Metro Weekly

Everybody Dance Now

Martha Wash brings her big, booming voice to Capital Pride

Martha Wash credits much of her lingering gay popularity to Sylvester, the flamboyant gay disco legend.

”You’ve got the fans who are, say, chronologically advancing in age — let me put it that way,” Wash laughs. ”They still remember Sylvester. So I think it really started there, and it’s just continued over the years.”

Martha Wash
Martha Wash

Wash got her start singing backup for Sylvester, performing with Izora Rhodes Armstead as Two Tons ‘O Fun. They even had a few dance hits under that moniker, which Sylvester coined. ”He wanted another big gal to sing backup,” Wash relates. ”Izora and I sang together in a gospel group called NOW, News of the World, and in a community choir in San Francisco. I brought her in to audition for Sylvester, and the rest is history.”

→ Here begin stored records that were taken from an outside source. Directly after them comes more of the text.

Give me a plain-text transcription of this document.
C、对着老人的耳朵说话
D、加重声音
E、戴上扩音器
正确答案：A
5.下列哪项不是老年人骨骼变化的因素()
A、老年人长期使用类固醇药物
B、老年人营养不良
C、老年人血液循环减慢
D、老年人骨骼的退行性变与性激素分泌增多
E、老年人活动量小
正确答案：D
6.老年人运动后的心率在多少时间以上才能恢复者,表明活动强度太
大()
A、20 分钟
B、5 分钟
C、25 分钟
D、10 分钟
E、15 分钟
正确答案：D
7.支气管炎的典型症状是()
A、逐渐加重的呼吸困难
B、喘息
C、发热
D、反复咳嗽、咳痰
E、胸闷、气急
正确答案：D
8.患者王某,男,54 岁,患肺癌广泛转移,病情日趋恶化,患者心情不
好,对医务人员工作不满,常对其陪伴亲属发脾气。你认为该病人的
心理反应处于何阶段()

Of course, another reason for Wash’s gay appeal: with Armstead she also sang what has become a de facto gay classic, the campy ”It’s Raining Men.” ”Hi! We are your weather girls,” the two sing as the song opens — and though they had intended to continue performing as Two Tons O’ Fun, the new identification stuck. The name The Weather Girls lives on to this day, with Armstead’s daughters Dynelle Rhodes and Ingrid Arthur. Armstead died in 2004.

”The gay community has been big supporters of me and my career, which I appreciate,” says Wash. ”People often ask me, ‘Why do you think the gay community likes big powerful singers?’ The only thing I can tell them is that, they know good music.”

And good voices. Wash has given voice to several dance hits over the past three decades, from Black Box’s ”Everybody Everybody” and ”Strike It Up” to Tony Moran’s recent ”Keep Your Body Working.” As inconceivable as it sounds, given that she has one of dance’s most booming and distinctive voices, Wash has actually had to fight — even sue — a couple times for proper vocal credit, in a case of producers thinking her zaftig visage unmarketable. The most famous incident is C+C Music Factory’s 1991 hit ”Gonna Make You Sweat (Everybody Dance Now).” When Wash performs it now, she says she sings the song in a lower key. ”The track was already laid at the time [of recording], and the key was already set,” she explains, ”so that’s why you hear me screaming at the top of my lungs.”

Wash, now in her fifties, says she’s eager to expand her horizons.

”Everybody knows me mainly for dance music, but I still want to grow and do other types of music as well,” Wash says, citing big-band jazz and gospel as particular favorites. ”I’m kind of sticking my toes out into the water. I think in this time that we’re living in, you need to diversify as much as possible to really kind of stay out there and stay afloat.

”Hopefully the gay community will be behind that as well, with the branching out and diversifying.”

If it’s good music beneath that great voice, gays will surely be there for her. Hallelujah.

Martha Wash will perform on the Mainstage at this year’s Capital Pride Festival on Sunday, June 14.